Net income rose to A$1.3 billion (Dh4.2 billion) in the three months ended June 30, the Melbourne-based bank said in a statement yesterday. Provisions for soured loans in the quarter were 38 per cent lower than the first-half average.

The bank said this week it's studying the books of Korea Exchange Bank before a purchase that Citigroup estimated may cost as much as A$6.5 billion. Chief Executive Officer Mike Smith said yesterday that KEB would "unquestionably" fit with efforts to expand into Asia as competition increases at home and a pickup in business lending is deferred until next year.

"Banks are trying to get into the business market but it's proving very difficult," said Matthew Kidman, who oversees about A$400 million at Wilson Asset Management in Sydney. "There's a bit of a hole in their earnings and I don't think margins are going to improve in the short term. You're going into the doldrums."

ANZ Bank's shares rose as much as 1.5 per cent to A$22.73 and traded at A$22.68 as of 10.48am in Sydney, paring this year's decline to 0.9 per cent.

Softer growth

"Domestic credit growth will continue to be softer than we saw pre-crisis," Smith said.

On a call with analysts discussing loans to Australian businesses, Smith said: "We do have a lot of deals that are waiting to go that people are still reluctant to move on. It's actually going to be next year when we see that move. There is pent up demand."

Group margins excluding the global markets business "have increased modestly, but growth is slowing," the bank said in the statement.

Investors are focusing on margins, even as profits rise at Australia's largest lenders, because banks are still paying more to raise funds on international debt markets, three years after the financial crisis started.
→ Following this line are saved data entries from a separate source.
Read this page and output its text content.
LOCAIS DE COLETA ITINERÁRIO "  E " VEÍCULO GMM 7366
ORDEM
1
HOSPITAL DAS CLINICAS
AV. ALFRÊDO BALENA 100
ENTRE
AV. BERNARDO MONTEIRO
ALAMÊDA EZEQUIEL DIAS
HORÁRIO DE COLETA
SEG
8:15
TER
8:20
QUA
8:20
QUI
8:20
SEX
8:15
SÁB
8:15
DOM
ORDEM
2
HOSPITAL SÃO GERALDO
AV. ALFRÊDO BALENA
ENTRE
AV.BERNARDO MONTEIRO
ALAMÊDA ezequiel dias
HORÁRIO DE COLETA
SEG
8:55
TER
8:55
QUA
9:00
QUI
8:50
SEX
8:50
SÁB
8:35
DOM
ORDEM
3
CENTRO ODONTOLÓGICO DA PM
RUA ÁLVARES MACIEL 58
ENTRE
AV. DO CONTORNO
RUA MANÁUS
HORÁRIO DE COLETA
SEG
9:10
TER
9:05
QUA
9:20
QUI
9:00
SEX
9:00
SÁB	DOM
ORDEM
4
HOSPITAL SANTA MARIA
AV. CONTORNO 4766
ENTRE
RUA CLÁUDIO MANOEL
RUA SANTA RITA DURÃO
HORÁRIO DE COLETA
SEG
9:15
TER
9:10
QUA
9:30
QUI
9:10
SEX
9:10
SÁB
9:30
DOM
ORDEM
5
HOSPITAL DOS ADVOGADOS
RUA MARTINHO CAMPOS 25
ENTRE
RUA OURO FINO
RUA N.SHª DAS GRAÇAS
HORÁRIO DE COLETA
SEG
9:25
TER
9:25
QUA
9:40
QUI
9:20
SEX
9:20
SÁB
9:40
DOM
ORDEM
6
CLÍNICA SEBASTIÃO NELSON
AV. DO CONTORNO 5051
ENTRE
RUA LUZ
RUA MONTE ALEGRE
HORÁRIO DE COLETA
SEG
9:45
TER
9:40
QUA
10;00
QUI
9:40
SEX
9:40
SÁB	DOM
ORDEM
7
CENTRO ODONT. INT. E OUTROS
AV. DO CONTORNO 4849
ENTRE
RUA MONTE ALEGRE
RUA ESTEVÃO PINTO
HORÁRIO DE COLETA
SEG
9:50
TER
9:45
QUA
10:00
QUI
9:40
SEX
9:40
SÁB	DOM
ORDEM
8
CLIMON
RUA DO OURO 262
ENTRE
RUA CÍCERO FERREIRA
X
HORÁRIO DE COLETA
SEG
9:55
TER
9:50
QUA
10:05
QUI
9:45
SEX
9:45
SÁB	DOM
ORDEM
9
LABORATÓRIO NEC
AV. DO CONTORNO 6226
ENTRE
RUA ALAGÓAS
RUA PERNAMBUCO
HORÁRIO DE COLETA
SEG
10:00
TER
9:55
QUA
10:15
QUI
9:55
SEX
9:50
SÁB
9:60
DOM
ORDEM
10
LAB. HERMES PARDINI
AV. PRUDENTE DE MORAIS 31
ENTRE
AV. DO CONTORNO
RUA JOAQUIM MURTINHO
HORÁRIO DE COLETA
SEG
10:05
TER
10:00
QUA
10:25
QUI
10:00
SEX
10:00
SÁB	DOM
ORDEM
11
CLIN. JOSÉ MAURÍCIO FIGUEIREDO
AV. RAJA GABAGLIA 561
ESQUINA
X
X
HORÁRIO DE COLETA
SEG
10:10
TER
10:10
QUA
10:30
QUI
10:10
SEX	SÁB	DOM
Rising costs in debt markets means banks are also paying more interest to depositors at home, putting additional pressure on the profitability of the lending model.

Global doubts

According to Moody's Investors Service, ANZ Bank and National Australia Bank, the nation's largest business bank, need to raise as much as A$25 billion each year selling long- term bonds to help fund lending. Commonwealth Bank of Australia, the country's biggest lender, and Westpac Banking will need as much as A$50 billion, Moody's has said.

As margin pressure mounts, a recovery in credit demand in Australia has also been delayed amid doubts over the strength of the global economic recovery, according to bankers at Commonwealth Bank and National Australia Bank.

National Australia Bank Chief Executive Officer Cameron Clyne said this month that demand for corporate loans may not return until 2011, instead of 2010, after a market slump worldwide. ANZ Bank, seeking to increase the proportion of income generated from Asia to 20 per cent, said on August 16 that it started due diligence for a possible acquisition of a 57.3 per cent stake in Seoul-based Korea Exchange Bank, the lender put up for sale by Dallas-based Lone Star funds.

Lone Star, the buyout fund controlled by John Grayken, has tried for four years to sell its holding in Korea Exchange Bank as regulators examined the circumstances of its investment in the lender. The bank has said it expects Lone Star to complete the sale of its stake this year.